The Fiona-the-hippo bump
Fiona the hippopotamus, born premature at the Cincinnati Zoo in January 2017, became one of the most-followed individual animals on social media that year. Pet adoption Fionas in the 2017-2020 window over-index relative to surrounding cohorts, which suggests the name picked up direct cultural momentum from her popularity. That kind of single-animal lift is rare and usually fades within a few years; Fiona's lift has held longer than most.
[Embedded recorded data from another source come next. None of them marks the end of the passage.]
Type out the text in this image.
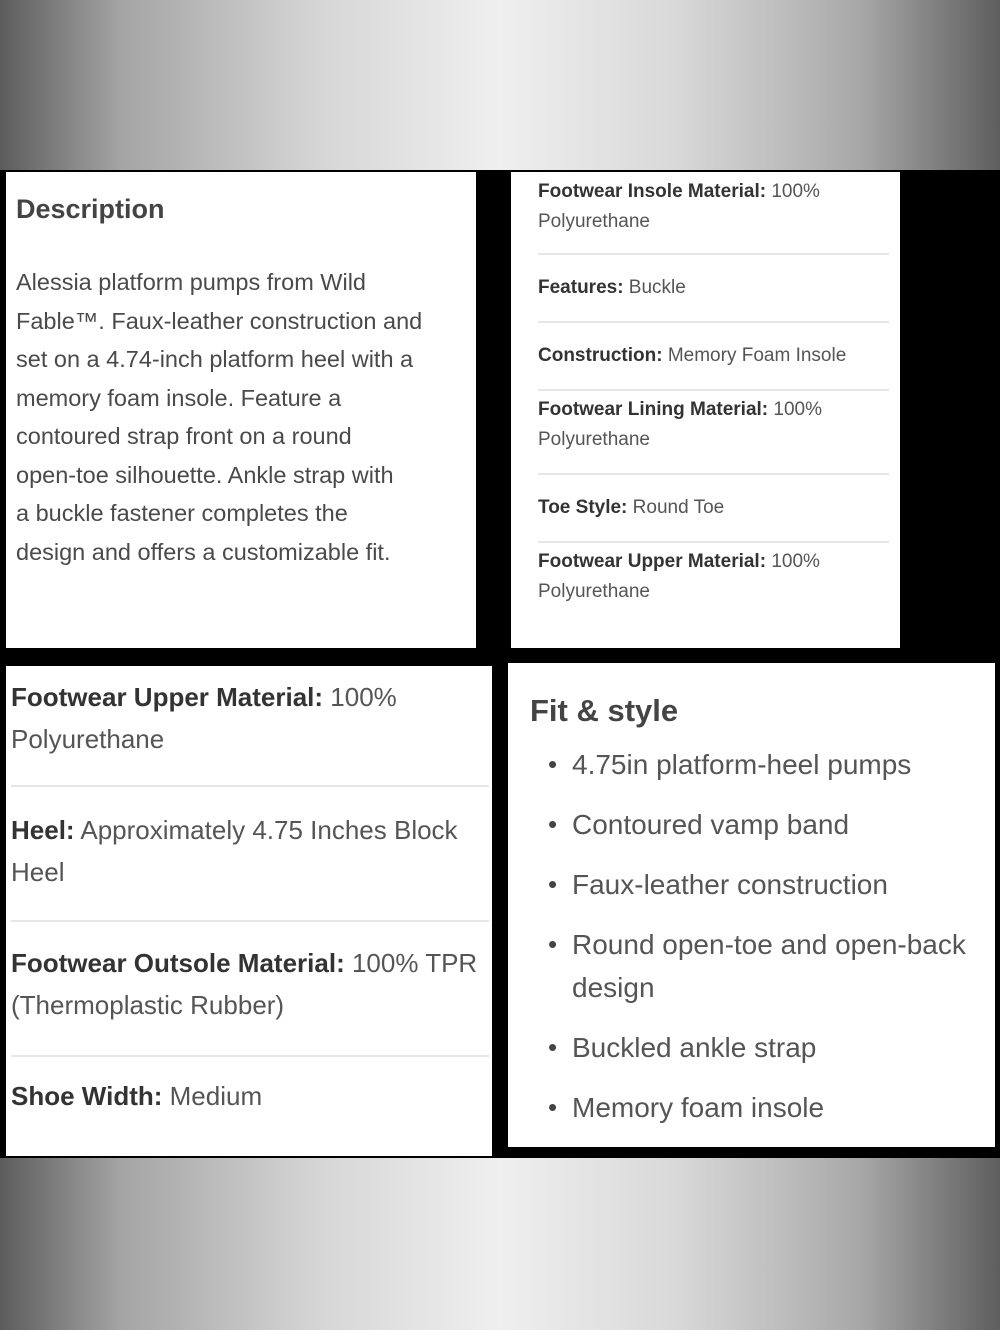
Description

Alessia platform pumps from Wild
Fable™. Faux-leather construction and
set on a 4.74-inch platform heel with a
memory foam insole. Feature a
contoured strap front on a round
open-toe silhouette. Ankle strap with
a buckle fastener completes the
design and offers a customizable fit.

Footwear Insole Material: 100% Polyurethane
Features: Buckle
Construction: Memory Foam Insole
Footwear Lining Material: 100% Polyurethane
Toe Style: Round Toe
Footwear Upper Material: 100% Polyurethane
Footwear Upper Material: 100% Polyurethane
Heel: Approximately 4.75 Inches Block Heel
Footwear Outsole Material: 100% TPR (Thermoplastic Rubber)
Shoe Width: Medium
Fit & style
• 4.75in platform-heel pumps
• Contoured vamp band
• Faux-leather construction
• Round open-toe and open-back design
• Buckled ankle strap
• Memory foam insole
One counter-reading: the Shrek Princess Fiona remains a stronger and longer-running anchor for owners with kids in the 2001-onward window. Princess Fiona was an ogre, which fits the slightly off-beat register that owners who pick this name often want. The same off-beat-but-warm register applies to Penny and Luna.
Sound and breed fit
The three-syllable shape (fee-OH-na) is unusually long for a top-200 pet name, and the open vowels carry well outdoors despite the length. Fiona lands across small companions, retrievers, and mid-sized mixed breeds at near-average rates, with a slight bias toward female puppies whose owners want something more substantive than the typical -y-ending diminutive cluster. The Fiona baby name page shows the human chart, where it has held a steady SSA top-300 spot since 2002 and shows no sign of fading. Owners cross-shopping similar three-syllable female names usually consider Penelope alongside Fiona before settling.